School of the Woods has had their middle school for 33 years and their high school for 17 years. Currently they have 48 students in 7th and 8th grade, and 72 students in 9th through 12th grade. What I saw was beautiful. These young adults took ownership of their environment. They appeared very much at home in these classes where there were no walls, and a lot of common space. They were happy and busy. They looked out for each other. I didn’t hear a lot of directions being given. I observed many systems in place that made everything work and run smoothly. The students appeared to be self-directed for the most part, with teachers acting as facilitators and providing support as needed. I saw group work and individual work being done. I watched students speak confidently to the community and I watched them conduct experiments. I watched them load the dishwasher and wipe the counters after fixing a snack.
I had the privilege of observing the High School Community Meeting that occurs every morning with all the students and faculty. The student whose turn it was to lead opened the meeting with her “Soap Box.” This particular student had prepared a slide presentation and talked about the five people who have most influenced her life to make her who she is today. She spoke with poise, confidence and humor, and she signed everything that was said throughout the meeting.
The students take American Sign Language along with Spanish every day.
Her peers were supportive and respectful. Following her “Soap Box,” she asked the community for Announcements, then Acknowledgements, and then Sharing. Many students contributed and they all expressed themselves well and supported each other. It was wonderful to see such respect and maturity.
I share my observations with you because it is a testament to where this Montessori journey leads. Most of these School of the Woods students started Montessori young, and what they look like when they get to this secondary level is very much a result of the personal and social educational journey that has taken them there. Montessori teaches the person, not content. Whether your child is in a Montessori Infant, Toddler, Primary, Lower Elementary or Upper Elementary program, we are laying the foundation; finding the keys to unlock their hearts and minds, building up the people who will be confident leaders and have diversity of thought, a strong work ethic, and will take care of themselves, their friends, their community, their world.
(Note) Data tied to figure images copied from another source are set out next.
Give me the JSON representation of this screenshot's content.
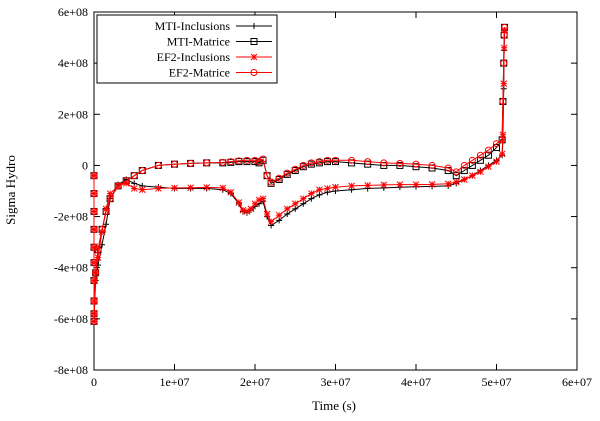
{
  "chart_data": {
    "type": "line",
    "title": "",
    "xlabel": "Time (s)",
    "ylabel": "Sigma Hydro",
    "xlim": [
      0,
      60000000
    ],
    "ylim": [
      -800000000,
      600000000
    ],
    "x_ticks": [
      0,
      10000000,
      20000000,
      30000000,
      40000000,
      50000000,
      60000000
    ],
    "x_tick_labels": [
      "0",
      "1e+07",
      "2e+07",
      "3e+07",
      "4e+07",
      "5e+07",
      "6e+07"
    ],
    "y_ticks": [
      -800000000,
      -600000000,
      -400000000,
      -200000000,
      0,
      200000000,
      400000000,
      600000000
    ],
    "y_tick_labels": [
      "-8e+08",
      "-6e+08",
      "-4e+08",
      "-2e+08",
      "0",
      "2e+08",
      "4e+08",
      "6e+08"
    ],
    "grid": false,
    "legend_position": "top-left",
    "series": [
      {
        "name": "MTI-Inclusions",
        "color": "#000000",
        "marker": "plus",
        "x": [
          0,
          0,
          0,
          0,
          0,
          0,
          0,
          0,
          0,
          0,
          200000,
          500000,
          1000000,
          1500000,
          2000000,
          3000000,
          4000000,
          5000000,
          6000000,
          8000000,
          10000000,
          12000000,
          14000000,
          16000000,
          17000000,
          18000000,
          18500000,
          19000000,
          19500000,
          20000000,
          20500000,
          21000000,
          21500000,
          22000000,
          23000000,
          24000000,
          25000000,
          26000000,
          27000000,
          28000000,
          29000000,
          30000000,
          32000000,
          34000000,
          36000000,
          38000000,
          40000000,
          42000000,
          44000000,
          45000000,
          46000000,
          47000000,
          48000000,
          49000000,
          50000000,
          50700000,
          50800000,
          50900000,
          50950000,
          51000000
        ],
        "y": [
          -40000000,
          -110000000,
          -180000000,
          -250000000,
          -320000000,
          -380000000,
          -450000000,
          -530000000,
          -580000000,
          -610000000,
          -450000000,
          -390000000,
          -310000000,
          -230000000,
          -130000000,
          -75000000,
          -55000000,
          -70000000,
          -80000000,
          -85000000,
          -90000000,
          -90000000,
          -90000000,
          -95000000,
          -110000000,
          -150000000,
          -180000000,
          -185000000,
          -175000000,
          -160000000,
          -150000000,
          -140000000,
          -200000000,
          -235000000,
          -215000000,
          -190000000,
          -170000000,
          -150000000,
          -130000000,
          -115000000,
          -105000000,
          -100000000,
          -95000000,
          -90000000,
          -88000000,
          -85000000,
          -83000000,
          -82000000,
          -80000000,
          -70000000,
          -55000000,
          -40000000,
          -20000000,
          0,
          20000000,
          40000000,
          100000000,
          300000000,
          450000000,
          520000000
        ]
      },
      {
        "name": "MTI-Matrice",
        "color": "#000000",
        "marker": "square",
        "x": [
          0,
          0,
          0,
          0,
          0,
          0,
          0,
          0,
          0,
          0,
          200000,
          500000,
          1000000,
          1500000,
          2000000,
          3000000,
          4000000,
          5000000,
          6000000,
          8000000,
          10000000,
          12000000,
          14000000,
          16000000,
          17000000,
          18000000,
          19000000,
          20000000,
          20500000,
          21000000,
          21500000,
          22000000,
          23000000,
          24000000,
          25000000,
          26000000,
          27000000,
          28000000,
          29000000,
          30000000,
          32000000,
          34000000,
          36000000,
          38000000,
          40000000,
          42000000,
          44000000,
          45000000,
          46000000,
          47000000,
          48000000,
          49000000,
          50000000,
          50700000,
          50800000,
          50900000,
          50950000,
          51000000
        ],
        "y": [
          -40000000,
          -110000000,
          -180000000,
          -250000000,
          -320000000,
          -380000000,
          -450000000,
          -530000000,
          -580000000,
          -610000000,
          -420000000,
          -330000000,
          -250000000,
          -180000000,
          -130000000,
          -80000000,
          -60000000,
          -40000000,
          -20000000,
          0,
          5000000,
          8000000,
          10000000,
          10000000,
          12000000,
          15000000,
          15000000,
          15000000,
          10000000,
          20000000,
          -40000000,
          -70000000,
          -55000000,
          -35000000,
          -20000000,
          -5000000,
          5000000,
          10000000,
          15000000,
          15000000,
          10000000,
          5000000,
          0,
          0,
          -5000000,
          -10000000,
          -20000000,
          -40000000,
          -20000000,
          0,
          20000000,
          40000000,
          70000000,
          100000000,
          250000000,
          400000000,
          510000000,
          540000000
        ]
      },
      {
        "name": "EF2-Inclusions",
        "color": "#ff0000",
        "marker": "star",
        "x": [
          0,
          0,
          0,
          0,
          0,
          0,
          0,
          0,
          0,
          0,
          200000,
          500000,
          1000000,
          1500000,
          2000000,
          3000000,
          4000000,
          5000000,
          6000000,
          8000000,
          10000000,
          12000000,
          14000000,
          16000000,
          17000000,
          18000000,
          18500000,
          19000000,
          19500000,
          20000000,
          20500000,
          21000000,
          21500000,
          22000000,
          23000000,
          24000000,
          25000000,
          26000000,
          27000000,
          28000000,
          29000000,
          30000000,
          32000000,
          34000000,
          36000000,
          38000000,
          40000000,
          42000000,
          44000000,
          45000000,
          46000000,
          47000000,
          48000000,
          49000000,
          50000000,
          50700000,
          50800000,
          50900000,
          50950000,
          51000000
        ],
        "y": [
          -40000000,
          -110000000,
          -180000000,
          -250000000,
          -320000000,
          -380000000,
          -450000000,
          -530000000,
          -580000000,
          -610000000,
          -420000000,
          -360000000,
          -260000000,
          -170000000,
          -110000000,
          -80000000,
          -70000000,
          -90000000,
          -95000000,
          -90000000,
          -88000000,
          -87000000,
          -86000000,
          -88000000,
          -105000000,
          -145000000,
          -175000000,
          -180000000,
          -170000000,
          -150000000,
          -135000000,
          -130000000,
          -190000000,
          -220000000,
          -195000000,
          -170000000,
          -150000000,
          -130000000,
          -110000000,
          -95000000,
          -90000000,
          -85000000,
          -80000000,
          -78000000,
          -76000000,
          -75000000,
          -75000000,
          -74000000,
          -72000000,
          -65000000,
          -55000000,
          -40000000,
          -25000000,
          -5000000,
          15000000,
          45000000,
          120000000,
          320000000,
          460000000,
          530000000
        ]
      },
      {
        "name": "EF2-Matrice",
        "color": "#ff0000",
        "marker": "circle",
        "x": [
          0,
          0,
          0,
          0,
          0,
          0,
          0,
          0,
          0,
          0,
          200000,
          500000,
          1000000,
          1500000,
          2000000,
          3000000,
          4000000,
          5000000,
          6000000,
          8000000,
          10000000,
          12000000,
          14000000,
          16000000,
          17000000,
          18000000,
          19000000,
          20000000,
          20500000,
          21000000,
          21500000,
          22000000,
          23000000,
          24000000,
          25000000,
          26000000,
          27000000,
          28000000,
          29000000,
          30000000,
          32000000,
          34000000,
          36000000,
          38000000,
          40000000,
          42000000,
          44000000,
          45000000,
          46000000,
          47000000,
          48000000,
          49000000,
          50000000,
          50700000,
          50800000,
          50900000,
          50950000,
          51000000
        ],
        "y": [
          -40000000,
          -110000000,
          -180000000,
          -250000000,
          -320000000,
          -380000000,
          -450000000,
          -530000000,
          -580000000,
          -610000000,
          -420000000,
          -330000000,
          -250000000,
          -180000000,
          -130000000,
          -80000000,
          -60000000,
          -40000000,
          -20000000,
          0,
          5000000,
          8000000,
          10000000,
          12000000,
          15000000,
          18000000,
          20000000,
          20000000,
          15000000,
          25000000,
          -40000000,
          -65000000,
          -50000000,
          -30000000,
          -15000000,
          0,
          10000000,
          15000000,
          20000000,
          20000000,
          20000000,
          15000000,
          10000000,
          8000000,
          5000000,
          0,
          -10000000,
          -25000000,
          0,
          20000000,
          40000000,
          60000000,
          85000000,
          100000000,
          250000000,
          400000000,
          510000000,
          540000000
        ]
      }
    ]
  }
}
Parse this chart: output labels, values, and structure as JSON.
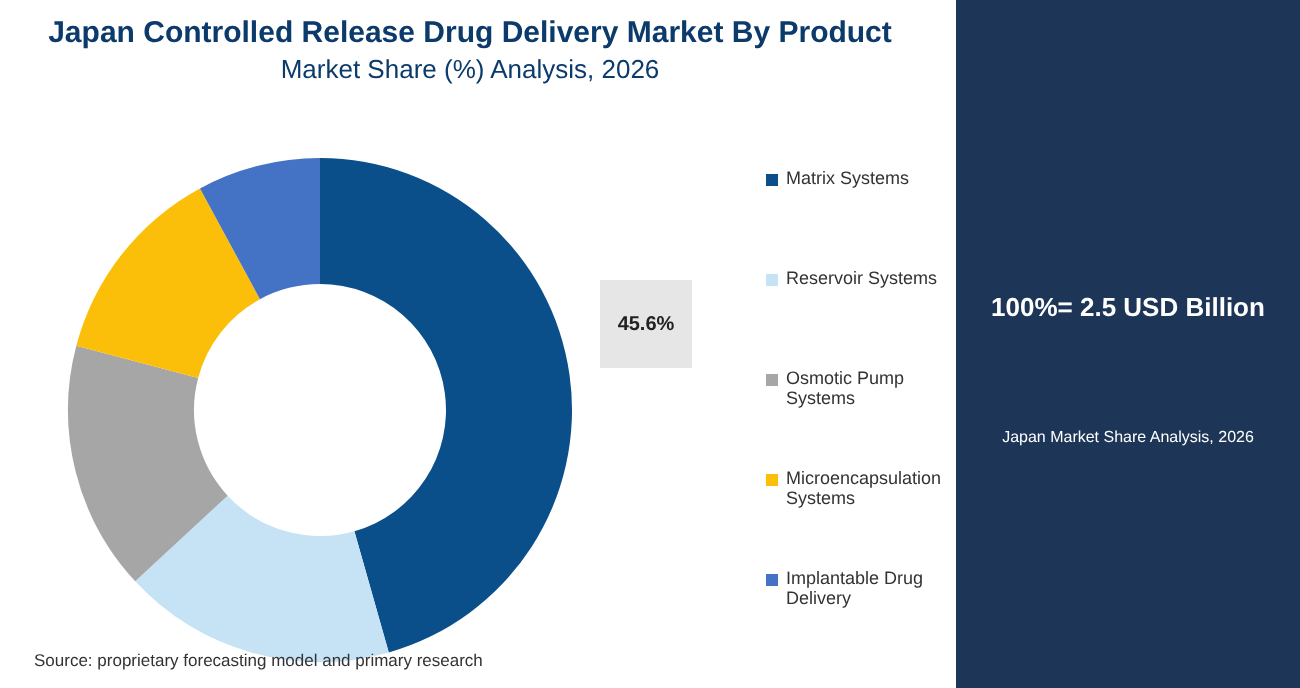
{
  "chart_data": {
    "type": "donut",
    "title": "Japan Controlled Release Drug Delivery Market By Product",
    "subtitle": "Market Share (%) Analysis, 2026",
    "categories": [
      "Matrix Systems",
      "Reservoir Systems",
      "Osmotic Pump Systems",
      "Microencapsulation Systems",
      "Implantable Drug Delivery"
    ],
    "values": [
      45.6,
      17.5,
      16,
      13,
      7.9
    ],
    "colors": [
      "#0b4f8a",
      "#c5e3f5",
      "#a6a6a6",
      "#fbbf0a",
      "#4472c4"
    ],
    "value_labels": [
      "45.6%",
      null,
      null,
      null,
      null
    ],
    "legend": "right",
    "annotations": [
      "100%= 2.5 USD Billion",
      "Japan Market Share Analysis, 2026",
      "Source: proprietary forecasting model and primary research"
    ]
  }
}
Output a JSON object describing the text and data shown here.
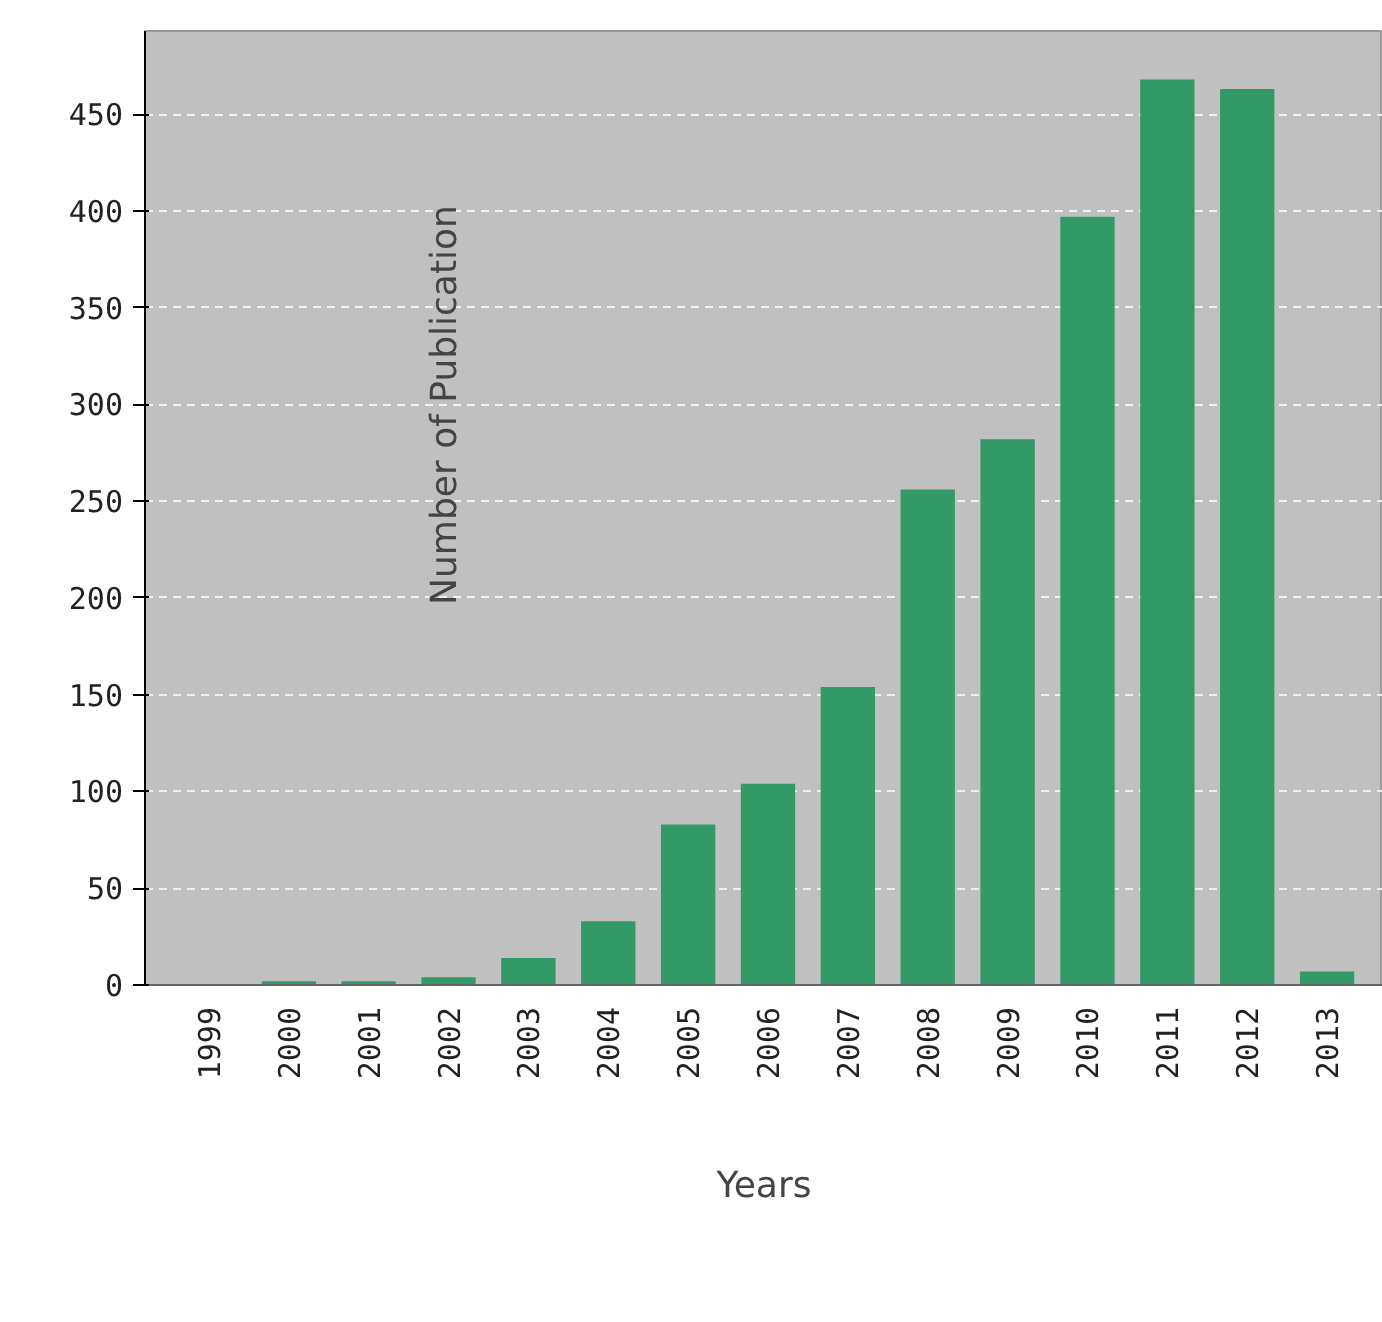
{
  "chart_data": {
    "type": "bar",
    "xlabel": "Years",
    "ylabel": "Number of Publication",
    "categories": [
      "1999",
      "2000",
      "2001",
      "2002",
      "2003",
      "2004",
      "2005",
      "2006",
      "2007",
      "2008",
      "2009",
      "2010",
      "2011",
      "2012",
      "2013"
    ],
    "values": [
      0,
      2,
      2,
      4,
      14,
      33,
      83,
      104,
      154,
      256,
      282,
      397,
      468,
      463,
      7
    ],
    "color": "#339966",
    "ylim": [
      0,
      493
    ],
    "yticks": [
      0,
      50,
      100,
      150,
      200,
      250,
      300,
      350,
      400,
      450
    ],
    "grid": "y"
  }
}
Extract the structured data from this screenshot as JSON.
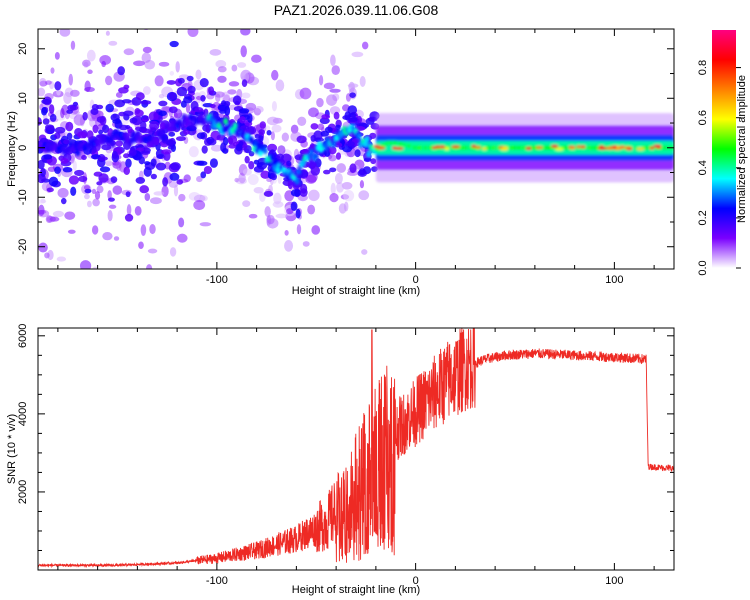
{
  "title": "PAZ1.2026.039.11.06.G08",
  "colors": {
    "snr_line": "#ee2a24",
    "axis": "#000000",
    "background": "#ffffff"
  },
  "chart_data": [
    {
      "type": "heatmap",
      "name": "spectrogram",
      "xlabel": "Height of straight line (km)",
      "ylabel": "Frequency (Hz)",
      "xlim": [
        -190,
        130
      ],
      "ylim": [
        -24.5,
        24
      ],
      "xticks": [
        -100,
        0,
        100
      ],
      "xtick_labels": [
        "-100",
        "0",
        "100"
      ],
      "yticks": [
        -20,
        -10,
        0,
        10,
        20
      ],
      "ytick_labels": [
        "-20",
        "-10",
        "0",
        "10",
        "20"
      ],
      "ridge": {
        "x": [
          -190,
          -170,
          -150,
          -130,
          -115,
          -102,
          -95,
          -88,
          -80,
          -72,
          -65,
          -60,
          -55,
          -48,
          -40,
          -33,
          -28,
          -22,
          -18,
          -14,
          -10,
          -5,
          0,
          10,
          20,
          40,
          60,
          80,
          100,
          130
        ],
        "y": [
          0,
          0,
          2,
          2,
          6,
          5,
          4,
          3,
          1,
          -3,
          -5,
          -6,
          -2,
          0,
          2,
          4,
          2,
          -1,
          0,
          1,
          1,
          0.5,
          0,
          0,
          0,
          0,
          0,
          0,
          0,
          0
        ]
      },
      "colorbar": {
        "label": "Normalized spectral amplitude",
        "range": [
          0,
          0.95
        ],
        "ticks": [
          0.0,
          0.2,
          0.4,
          0.6,
          0.8
        ],
        "tick_labels": [
          "0.0",
          "0.2",
          "0.4",
          "0.6",
          "0.8"
        ],
        "stops": [
          "#ffffff",
          "#7a00ff",
          "#0000ff",
          "#00ffff",
          "#00ff00",
          "#ffff00",
          "#ff8000",
          "#ff0000",
          "#ff0080"
        ]
      }
    },
    {
      "type": "line",
      "name": "snr",
      "xlabel": "Height of straight line (km)",
      "ylabel": "SNR (10 * v/v)",
      "xlim": [
        -190,
        130
      ],
      "ylim": [
        0,
        6200
      ],
      "xticks": [
        -100,
        0,
        100
      ],
      "xtick_labels": [
        "-100",
        "0",
        "100"
      ],
      "yticks": [
        2000,
        4000,
        6000
      ],
      "ytick_labels": [
        "2000",
        "4000",
        "6000"
      ],
      "trend": {
        "x": [
          -190,
          -150,
          -120,
          -100,
          -80,
          -60,
          -45,
          -35,
          -25,
          -15,
          -5,
          5,
          15,
          25,
          35,
          45,
          60,
          80,
          100,
          116,
          117,
          130
        ],
        "y": [
          120,
          120,
          180,
          300,
          500,
          800,
          1200,
          1800,
          2600,
          3300,
          3800,
          4300,
          4800,
          5200,
          5400,
          5500,
          5550,
          5500,
          5450,
          5400,
          2650,
          2600
        ]
      },
      "spike": {
        "x": -22,
        "y": 6150
      }
    }
  ]
}
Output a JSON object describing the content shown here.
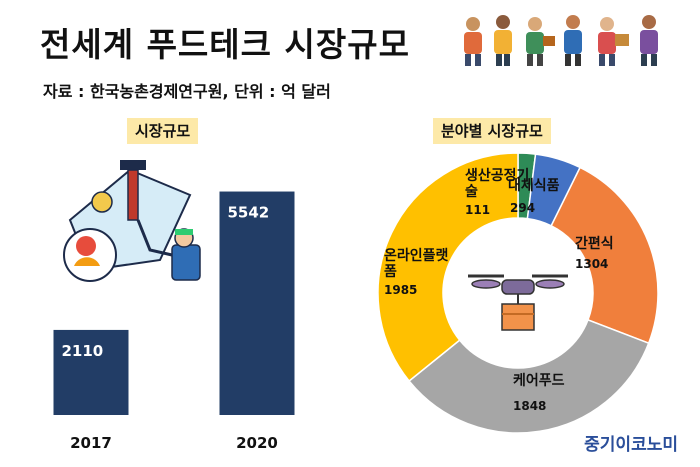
{
  "header": {
    "title": "전세계 푸드테크 시장규모",
    "source": "자료 : 한국농촌경제연구원, 단위 : 억 달러"
  },
  "chart_data": [
    {
      "type": "bar",
      "title": "시장규모",
      "categories": [
        "2017",
        "2020"
      ],
      "values": [
        2110,
        5542
      ],
      "colors": [
        "#223d66",
        "#223d66"
      ],
      "ylim": [
        0,
        6200
      ],
      "grid": false,
      "legend": "none"
    },
    {
      "type": "pie",
      "title": "분야별 시장규모",
      "labels": [
        "생산공정기술",
        "대체식품",
        "간편식",
        "케어푸드",
        "온라인플랫폼"
      ],
      "values": [
        111,
        294,
        1304,
        1848,
        1985
      ],
      "colors": [
        "#2e8b57",
        "#4472c4",
        "#f07f3c",
        "#a6a6a6",
        "#ffc000"
      ],
      "label_lines": [
        [
          "생산공정기",
          "술"
        ],
        [
          "대체식품"
        ],
        [
          "간편식"
        ],
        [
          "케어푸드"
        ],
        [
          "온라인플랫",
          "폼"
        ]
      ],
      "donut": true,
      "legend": "none"
    }
  ],
  "footer": {
    "brand": "중기이코노미"
  }
}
Each year about 25 colleges recruit students from School of the Woods. Last year, the graduating class received over $2 million in scholarship money. One-hundred percent of high school graduates from School of the Woods go on to graduate from college.
The decision to send your child to a Montessori school could have been the result of any number of factors, some having nothing to do with the fact that it is Montessori…but now that you are here, I hope you are celebrating your choice for all the significance it will have on your child’s future. I know I am.